Why this can be enormously helpful is that it strengthens your internal processing powers so that you can move forward in life with more clarity and confidence. The decisions being made aren’t coming from a head-space of ‘sounds right’, but from a felt-sense of knowing. This enables a growing sense of maturity and individuation.

 

* They make room for you to Grow Apart.

 

They say the only constant in life is change. So why is it that we can struggle so fervently to hold onto the familiar when it comes to relationships? You will undoubtedly have some people in your life who you have known for ages. Perhaps you were inseparable growing up, doing all the same things with the same group of friends. But now, in your adulthood, you find that both your interests have evolved and some of the things you used to see as fun and worthwhile together has lost its appeal. Is your friend able to support your decisions and incorporate your new lifestyle?

 

You might have heard the statement: “Man...you’ve changed.” And the ideal answer to that would be “Thank you! I am an evolving person and I’m glad you are noticing that”. However, the tone you are picking up is one of disappointment mixed with resentment. While it is perfectly acceptable for your friend to have this honest moment, does it seem like this attitude is carrying over into all your recent interactions?

 

Given the idea that change is a natural part of life, and that relationships are dynamic and constantly evolving, it can be comforting to consider that a recent divergence in interests and time spent together doesn’t necessarily mean it will stay this way forever.
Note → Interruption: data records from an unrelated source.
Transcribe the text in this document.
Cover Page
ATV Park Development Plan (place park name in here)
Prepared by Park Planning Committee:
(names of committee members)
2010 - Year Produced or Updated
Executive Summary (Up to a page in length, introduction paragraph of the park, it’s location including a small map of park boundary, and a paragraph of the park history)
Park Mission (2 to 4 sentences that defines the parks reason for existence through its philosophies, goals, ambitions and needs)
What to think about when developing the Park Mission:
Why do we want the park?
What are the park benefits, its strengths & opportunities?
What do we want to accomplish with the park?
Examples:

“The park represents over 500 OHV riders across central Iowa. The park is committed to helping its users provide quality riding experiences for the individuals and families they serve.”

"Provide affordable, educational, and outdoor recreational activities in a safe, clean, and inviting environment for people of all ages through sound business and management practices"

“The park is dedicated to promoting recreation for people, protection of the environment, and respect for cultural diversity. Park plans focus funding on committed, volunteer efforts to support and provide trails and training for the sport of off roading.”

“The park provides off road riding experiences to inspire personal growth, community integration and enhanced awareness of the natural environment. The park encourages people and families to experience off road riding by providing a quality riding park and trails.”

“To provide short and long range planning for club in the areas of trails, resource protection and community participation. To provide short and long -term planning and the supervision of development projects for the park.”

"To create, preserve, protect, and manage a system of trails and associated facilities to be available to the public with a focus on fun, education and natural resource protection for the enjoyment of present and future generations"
As we cross each stage in our journey new considerations and situations unfold that can bring a reemergence of life to age-old relationships. However, if and when this does occur, the two of you who are meeting are not the same as before. You each come with your new life experiences, interests, hobbies, and beliefs. And when the relationship is based on true support, you both welcome these new persons with excitement, grateful to share another moment of each other’s lives.